Warning to Corporations

Urgent Action Required: The introduction of Section 196, practical since 26 December 2023, represents a seismic shift in corporate criminal liability. SFO Director Nick Ephgrave’s statement,

  • “Now is the time to take action. Corporations must get their house in order,” underscores the urgency for compliance.

Corporations, especially those operating in high-risk sectors (e.g., finance, trade), must:

  • Conduct Compliance Reviews: Audit and strengthen governance to identify and monitor senior managers’ roles and authority, ensuring oversight of decision-making processes.
  • Implement Robust Controls: Develop policies to prevent economic crimes, including training on fraud, bribery, and money laundering for senior managers.
  • Enhance Due Diligence: Regularly assess senior managers’ activities, particularly in international operations, to mitigate extraterritorial risks.
  • Prepare for Prosecution Risks: Without a reasonable procedures defence, proactive self-reporting and cooperation (e.g., via Deferred Prosecution Agreements) may mitigate penalties.
  • Engage Legal Expertise: Consult specialists to align with the updated CPS/SFO guidance and navigate the broader liability landscape.

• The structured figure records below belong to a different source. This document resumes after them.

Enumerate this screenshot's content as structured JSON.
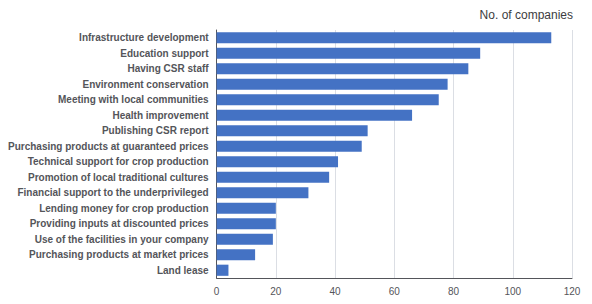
{
  "chart_data": {
    "type": "bar",
    "orientation": "horizontal",
    "title": "No. of companies",
    "categories": [
      "Land lease",
      "Purchasing products at market prices",
      "Use of the facilities in your company",
      "Providing inputs at discounted prices",
      "Lending money for crop production",
      "Financial support to the underprivileged",
      "Promotion of local traditional cultures",
      "Technical support for crop production",
      "Purchasing products at guaranteed prices",
      "Publishing CSR report",
      "Health improvement",
      "Meeting with local communities",
      "Environment conservation",
      "Having CSR staff",
      "Education support",
      "Infrastructure development"
    ],
    "values": [
      4,
      13,
      19,
      20,
      20,
      31,
      38,
      41,
      49,
      51,
      66,
      75,
      78,
      85,
      89,
      113
    ],
    "color": "#4472C4",
    "xlim": [
      0,
      120
    ],
    "xticks": [
      0,
      20,
      40,
      60,
      80,
      100,
      120
    ],
    "grid": true
  }
}
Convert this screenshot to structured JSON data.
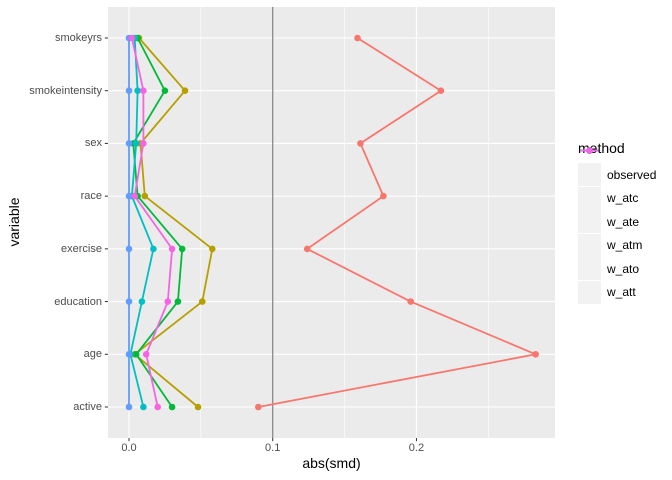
{
  "figure": {
    "panel_background": "#EBEBEB",
    "grid_color": "#FFFFFF",
    "reference_line_color": "#7F7F7F",
    "tick_mark_color": "#333333",
    "axis_text_color": "#4D4D4D",
    "legend_key_background": "#F2F2F2"
  },
  "chart_data": {
    "type": "line",
    "orientation": "horizontal",
    "title": "",
    "xlabel": "abs(smd)",
    "ylabel": "variable",
    "legend_title": "method",
    "legend_position": "right",
    "grid": true,
    "categories": [
      "smokeyrs",
      "smokeintensity",
      "sex",
      "race",
      "exercise",
      "education",
      "age",
      "active"
    ],
    "x_ticks": [
      0.0,
      0.1,
      0.2
    ],
    "x_tick_labels": [
      "0.0",
      "0.1",
      "0.2"
    ],
    "x_minor_ticks": [
      0.05,
      0.15,
      0.25
    ],
    "xlim": [
      -0.0146,
      0.2964
    ],
    "reference_line_x": 0.1,
    "series": [
      {
        "name": "observed",
        "color": "#F8766D",
        "values": [
          0.159,
          0.217,
          0.161,
          0.177,
          0.124,
          0.196,
          0.283,
          0.09
        ]
      },
      {
        "name": "w_atc",
        "color": "#B79F00",
        "values": [
          0.007,
          0.039,
          0.008,
          0.011,
          0.058,
          0.051,
          0.004,
          0.048
        ]
      },
      {
        "name": "w_ate",
        "color": "#00BA38",
        "values": [
          0.006,
          0.025,
          0.003,
          0.006,
          0.037,
          0.034,
          0.005,
          0.03
        ]
      },
      {
        "name": "w_atm",
        "color": "#00BFC4",
        "values": [
          0.004,
          0.006,
          0.005,
          0.002,
          0.017,
          0.009,
          0.001,
          0.01
        ]
      },
      {
        "name": "w_ato",
        "color": "#619CFF",
        "values": [
          0.0,
          0.0,
          0.0,
          0.0,
          0.0,
          0.0,
          0.0,
          0.0
        ]
      },
      {
        "name": "w_att",
        "color": "#F564E3",
        "values": [
          0.002,
          0.01,
          0.01,
          0.004,
          0.03,
          0.027,
          0.012,
          0.02
        ]
      }
    ]
  }
}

Failure to act risks severe consequences, including criminal prosecution, financial penalties, and long-term reputational harm, particularly as the SFO and CPS prioritise enforcement of economic crimes under ECCTA.

Illustrative Example

Hypothetical Case:

  • A regional director at a UK-based financial firm authorises fraudulent misrepresentations to inflate client investments (a Schedule 12 offence).
    • Pre-ECCTA, the identification doctrine might fail if the director isn’t deemed the "directing mind" (e.g., Barclays).
    • Under Section 196, the firm faces liability as the director qualifies as a senior manager, enabling prosecution without board-level involvement.
  • This demonstrates the reform’s broader reach and increased prosecutorial ease.

Conclusion

  • Section 196 ECCTA 2023 revolutionises corporate criminal liability by expanding attribution to senior managers for Schedule 12 economic crimes, overcoming the identification doctrine’s restrictive scope.
  • Effective since 26 December 2023, it demands immediate corporate action to strengthen compliance and mitigate risks.
  • Corporations must prioritise governance reforms to avoid prosecution, fines, and reputational damage in this new era of heightened accountability.